Massif Capital letter to investors for the first quarter ended March 31, 2017.
For the quarter ending March 31, 2017, the core portfolio was down 2.25% net of all fees and expenses compared to +6.91% for the MSCI All Cap World Index.1 Since inception in June 2016 through the end of the first quarter 2017, the core portfolio has returned 17.11% vs. 13.45% for the MSCI All Cap World Index. Returns in separately managed accounts may differ from the core portfolio based on initial investment date.

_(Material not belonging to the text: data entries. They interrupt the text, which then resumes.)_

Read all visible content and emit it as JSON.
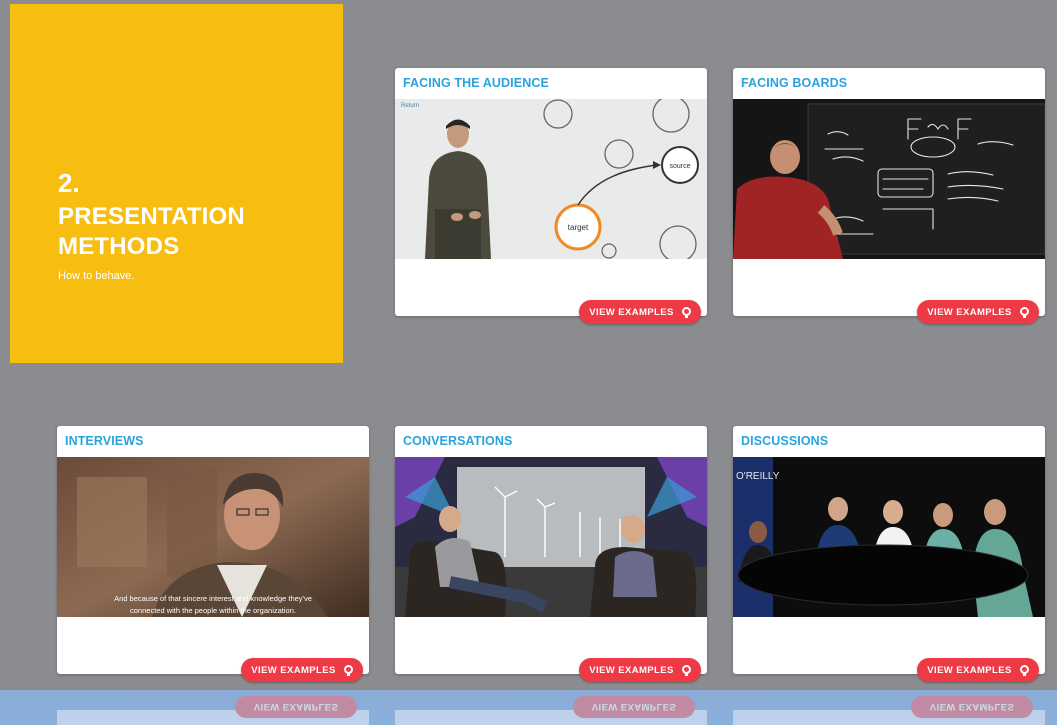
{
  "hero": {
    "number": "2.",
    "title_line1": "PRESENTATION",
    "title_line2": "METHODS",
    "subtitle": "How to behave."
  },
  "cards": [
    {
      "title": "FACING THE AUDIENCE",
      "button": "VIEW EXAMPLES",
      "thumb_text_1": "target",
      "thumb_text_2": "source",
      "thumb_corner": "Return"
    },
    {
      "title": "FACING BOARDS",
      "button": "VIEW EXAMPLES"
    },
    {
      "title": "INTERVIEWS",
      "button": "VIEW EXAMPLES",
      "caption_1": "And because of that sincere interest and knowledge they've",
      "caption_2": "connected with the people within the organization."
    },
    {
      "title": "CONVERSATIONS",
      "button": "VIEW EXAMPLES"
    },
    {
      "title": "DISCUSSIONS",
      "button": "VIEW EXAMPLES",
      "logo": "O'REILLY"
    }
  ],
  "reflection_button": "VIEW EXAMPLES",
  "colors": {
    "accent_yellow": "#f7bd11",
    "title_blue": "#2aa3dc",
    "button_red": "#ed3a45"
  }
}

Given the current positive mood of the markets and economy, the underperformance during Q1 is disappointing. However, it is important to remember that the portfolio, at large, is still very much in its infancy. For example, CNXC, at ten months, is the oldest position in the portfolio. As a result, our positions, thus far, have lacked the opportunity to benefit from one of our primary strengths: a long-term perspective. Additionally, while overall economic sentiment data has been overwhelmingly positive; hard, financial data has been middling, which helps shed light on our performance this past quarter.
Driven primarily by the prospect of a business friendly political environment, the first quarter of 2017 began with bullish exuberance and an unleashing of so-called “animal spirits.”2 The unleashed “animal spirits” have been quantified and evaluated via survey-based economic measures, for example ISM Purchasing Managers, one of the most well-known Purchasing Manger indices. At the end of March, the ISM was at its highest level since October of 2014. Other well-known indicators such as consumer confidence, as measured by organizations such as The Conference Board, estimate consumers have not been as confident as they are now since December 2000.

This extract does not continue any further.